Former midwife Veronica Storey left the profession two years ago but feels for her colleagues struggling with burnout.
"Many of them have already faced challenging health conditions, cancer, autoimmune diseases and burnout," Storey said.
They are just three of the hundreds of woman who have been posting on New Zealand College of Midwives (NZCOM)'s Facebook page and the Dear David page expressing how upset they are.
NZCOM deputy chief executive Alison Eddy said the college was aware that many midwives were waiting on the Budget announcement before deciding whether to keep going or not.
"We have certainly heard many were quitting ... there are many areas around New Zealand that have historically been populated with midwives and now have a shortage. And we know many rural areas have hit crisis point."

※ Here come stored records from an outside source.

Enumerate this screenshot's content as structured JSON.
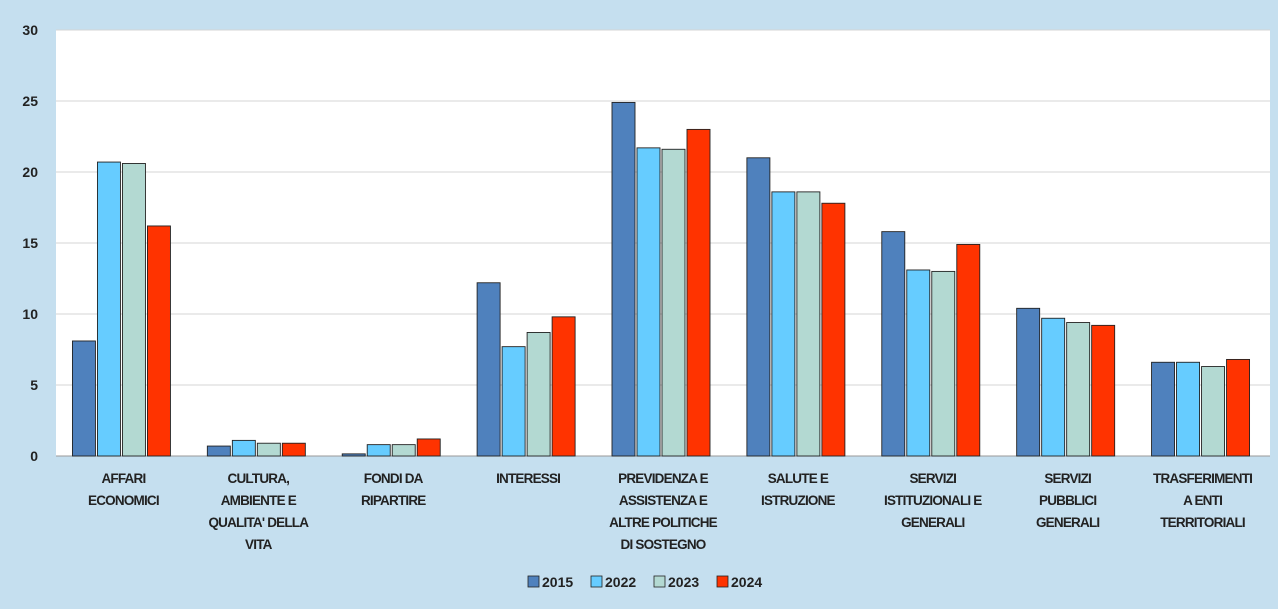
{
  "chart_data": {
    "type": "bar",
    "categories": [
      [
        "AFFARI",
        "ECONOMICI"
      ],
      [
        "CULTURA,",
        "AMBIENTE E",
        "QUALITA' DELLA",
        "VITA"
      ],
      [
        "FONDI DA",
        "RIPARTIRE"
      ],
      [
        "INTERESSI"
      ],
      [
        "PREVIDENZA E",
        "ASSISTENZA E",
        "ALTRE POLITICHE",
        "DI SOSTEGNO"
      ],
      [
        "SALUTE E",
        "ISTRUZIONE"
      ],
      [
        "SERVIZI",
        "ISTITUZIONALI E",
        "GENERALI"
      ],
      [
        "SERVIZI",
        "PUBBLICI",
        "GENERALI"
      ],
      [
        "TRASFERIMENTI",
        "A ENTI",
        "TERRITORIALI"
      ]
    ],
    "series": [
      {
        "name": "2015",
        "color": "#4f81bd",
        "values": [
          8.1,
          0.7,
          0.15,
          12.2,
          24.9,
          21.0,
          15.8,
          10.4,
          6.6
        ]
      },
      {
        "name": "2022",
        "color": "#66ccff",
        "values": [
          20.7,
          1.1,
          0.8,
          7.7,
          21.7,
          18.6,
          13.1,
          9.7,
          6.6
        ]
      },
      {
        "name": "2023",
        "color": "#b3d9d2",
        "values": [
          20.6,
          0.9,
          0.8,
          8.7,
          21.6,
          18.6,
          13.0,
          9.4,
          6.3
        ]
      },
      {
        "name": "2024",
        "color": "#ff3300",
        "values": [
          16.2,
          0.9,
          1.2,
          9.8,
          23.0,
          17.8,
          14.9,
          9.2,
          6.8
        ]
      }
    ],
    "ylim": [
      0,
      30
    ],
    "yticks": [
      0,
      5,
      10,
      15,
      20,
      25,
      30
    ],
    "grid": true,
    "legend_position": "bottom",
    "background": "#c5dfef"
  }
}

For the last two years, NZCOM and the Ministry of Health have been working on a co-design funding model, but after the Budget Eddy said there was a lot of uncertainty.
Today, Health Minister Dr David Clark said he acknowledged that some midwives would have liked the Government to go further in this Budget.
"But I think we have struck the right balance and laid the foundations for a sustainable midwifery sector," Clark said.
He said it was a significant boost and would make a real difference to their incomes.
"There is also $10 million over two years to recognise the costs associated with being self-employed – that will also help midwives' finances.
"We are also putting $16 million towards ensuring safe hours of work, to assist midwives with the cost of calling in colleagues to take over care during a lengthy labour."
Clark said he expected conversations between the Ministry of Health and the College to be ongoing.
"But the package of additional support for midwives announced in the Budget addresses a number of issues raised by the College."